Is Kale Good in Smoothies? Benefits and Side Effects

Kale works well in smoothies and is one of the most nutrient-dense greens you can blend. It adds vitamins A, C, and K, plus protective plant compounds called carotenoids, without the high oxalate load that comes with spinach. There are a few practical tricks that make kale smoothies more nutritious and easier on your stomach.

Why Kale Works Better Than Spinach

If you’re choosing a leafy green for smoothies, kale has a significant advantage over spinach when it comes to oxalates, compounds that bind to calcium and can contribute to kidney stones. One cup of raw spinach contains about 656 mg of oxalates. One cup of chopped kale contains just 2 mg. That’s a massive difference, and it means kale lets you get your greens without worrying about calcium absorption or stone risk.

Kale also delivers 11.4 mg of lutein per 100 grams. Lutein concentrates in the macula of your eye, where it acts as a natural filter against damaging blue light and protects against age-related vision loss. Few foods deliver this much lutein in a single serving, which makes kale smoothies a genuinely useful habit for long-term eye health.

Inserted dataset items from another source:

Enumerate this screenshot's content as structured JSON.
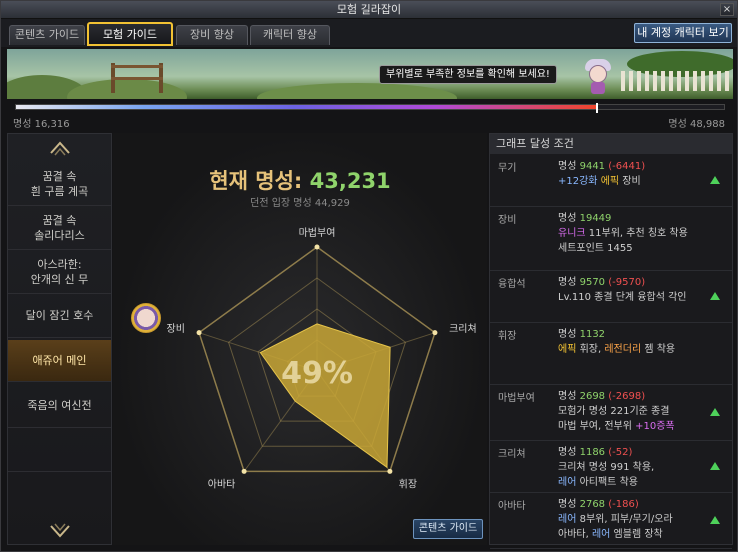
{
  "window": {
    "title": "모험 길라잡이",
    "close_label": "×"
  },
  "tabs": [
    {
      "label": "콘텐츠 가이드",
      "active": false
    },
    {
      "label": "모험 가이드",
      "active": true
    },
    {
      "label": "장비 향상",
      "active": false
    },
    {
      "label": "캐릭터 향상",
      "active": false
    }
  ],
  "account_button": "내 계정 캐릭터 보기",
  "banner": {
    "tooltip": "부위별로 부족한 정보를 확인해 보세요!"
  },
  "progress": {
    "min_label": "명성 16,316",
    "max_label": "명성 48,988",
    "fraction": 0.82
  },
  "sidebar": {
    "items": [
      {
        "label": "꿈결 속\n흰 구름 계곡"
      },
      {
        "label": "꿈결 속\n솔리다리스"
      },
      {
        "label": "아스라한:\n안개의 신 무"
      },
      {
        "label": "달이 잠긴 호수"
      },
      {
        "label": "애쥬어 메인"
      },
      {
        "label": "죽음의 여신전"
      }
    ],
    "active_index": 4
  },
  "summary": {
    "title_prefix": "현재 명성:",
    "title_value": "43,231",
    "dungeon_line": "던전 입장 명성 44,929",
    "percent": "49%",
    "guide_button": "콘텐츠 가이드"
  },
  "radar": {
    "axes": [
      "마법부여",
      "크리쳐",
      "휘장",
      "아바타",
      "장비"
    ],
    "levels": 4,
    "values": [
      0.38,
      0.62,
      0.96,
      0.3,
      0.48
    ],
    "fill_color": "#c9a736",
    "grid_color": "#9a8650"
  },
  "conditions": {
    "header": "그래프 달성 조건",
    "rows": [
      {
        "label": "무기",
        "lines": [
          [
            {
              "t": "명성 "
            },
            {
              "t": "9441",
              "c": "g"
            },
            {
              "t": " "
            },
            {
              "t": "(-6441)",
              "c": "r"
            }
          ],
          [
            {
              "t": "+12강화",
              "c": "b"
            },
            {
              "t": " "
            },
            {
              "t": "에픽",
              "c": "y"
            },
            {
              "t": " 장비"
            }
          ]
        ],
        "arrow": true
      },
      {
        "label": "장비",
        "lines": [
          [
            {
              "t": "명성 "
            },
            {
              "t": "19449",
              "c": "g"
            }
          ],
          [
            {
              "t": "유니크",
              "c": "p"
            },
            {
              "t": " 11부위, 추천 칭호 착용"
            }
          ],
          [
            {
              "t": "세트포인트 1455"
            }
          ]
        ],
        "arrow": false
      },
      {
        "label": "융합석",
        "lines": [
          [
            {
              "t": "명성 "
            },
            {
              "t": "9570",
              "c": "g"
            },
            {
              "t": " "
            },
            {
              "t": "(-9570)",
              "c": "r"
            }
          ],
          [
            {
              "t": "Lv.110 종결 단계 융합석 각인"
            }
          ]
        ],
        "arrow": true
      },
      {
        "label": "휘장",
        "lines": [
          [
            {
              "t": "명성 "
            },
            {
              "t": "1132",
              "c": "g"
            }
          ],
          [
            {
              "t": "에픽",
              "c": "y"
            },
            {
              "t": " 휘장, "
            },
            {
              "t": "레전더리",
              "c": "o"
            },
            {
              "t": " 젬 착용"
            }
          ]
        ],
        "arrow": false
      },
      {
        "label": "마법부여",
        "lines": [
          [
            {
              "t": "명성 "
            },
            {
              "t": "2698",
              "c": "g"
            },
            {
              "t": " "
            },
            {
              "t": "(-2698)",
              "c": "r"
            }
          ],
          [
            {
              "t": "모험가 명성 221기준 종결"
            }
          ],
          [
            {
              "t": "마법 부여, 전부위 "
            },
            {
              "t": "+10증폭",
              "c": "p"
            }
          ]
        ],
        "arrow": true
      },
      {
        "label": "크리쳐",
        "lines": [
          [
            {
              "t": "명성 "
            },
            {
              "t": "1186",
              "c": "g"
            },
            {
              "t": " "
            },
            {
              "t": "(-52)",
              "c": "r"
            }
          ],
          [
            {
              "t": "크리쳐 명성 991 착용,"
            }
          ],
          [
            {
              "t": "레어",
              "c": "b"
            },
            {
              "t": " 아티팩트 착용"
            }
          ]
        ],
        "arrow": true
      },
      {
        "label": "아바타",
        "lines": [
          [
            {
              "t": "명성 "
            },
            {
              "t": "2768",
              "c": "g"
            },
            {
              "t": " "
            },
            {
              "t": "(-186)",
              "c": "r"
            }
          ],
          [
            {
              "t": "레어",
              "c": "b"
            },
            {
              "t": " 8부위, 피부/무기/오라"
            }
          ],
          [
            {
              "t": "아바타, "
            },
            {
              "t": "레어",
              "c": "b"
            },
            {
              "t": " 엠블렘 장착"
            }
          ]
        ],
        "arrow": true
      }
    ]
  }
}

Add Fat or You’ll Miss the Best Nutrients

Here’s what most people get wrong with kale smoothies: they blend kale with fruit and water or juice, skip any fat source, and absorb very little of what makes kale special. Kale’s most valuable nutrients, including lutein, beta-carotene, and alpha-carotene, are fat-soluble. Research from simulated digestion experiments found that raw kale on its own resulted in very low carotenoid absorption. Without fat present during digestion, those compounds mostly pass through you.

The fix is simple. Add a fat source to your smoothie. A tablespoon of nut butter, a quarter of an avocado, a splash of olive oil, or full-fat yogurt all work. In lab testing, pairing kale with an oil-based emulsion significantly increased the amount of carotenoids absorbed, whether the kale was raw or cooked. This single change transforms a kale smoothie from a fiber drink into something your body can actually use.

Dealing With Bloating and Gas

Raw kale is tougher and more fibrous than cooked kale, and blending it doesn’t fully solve that problem. Kale contains a sugar called raffinose that humans can’t digest in the small intestine. It passes to the colon, where gut bacteria ferment it and produce gas. Combine that with kale’s high fiber content, and you get the bloating and cramping that turns some people off green smoothies entirely.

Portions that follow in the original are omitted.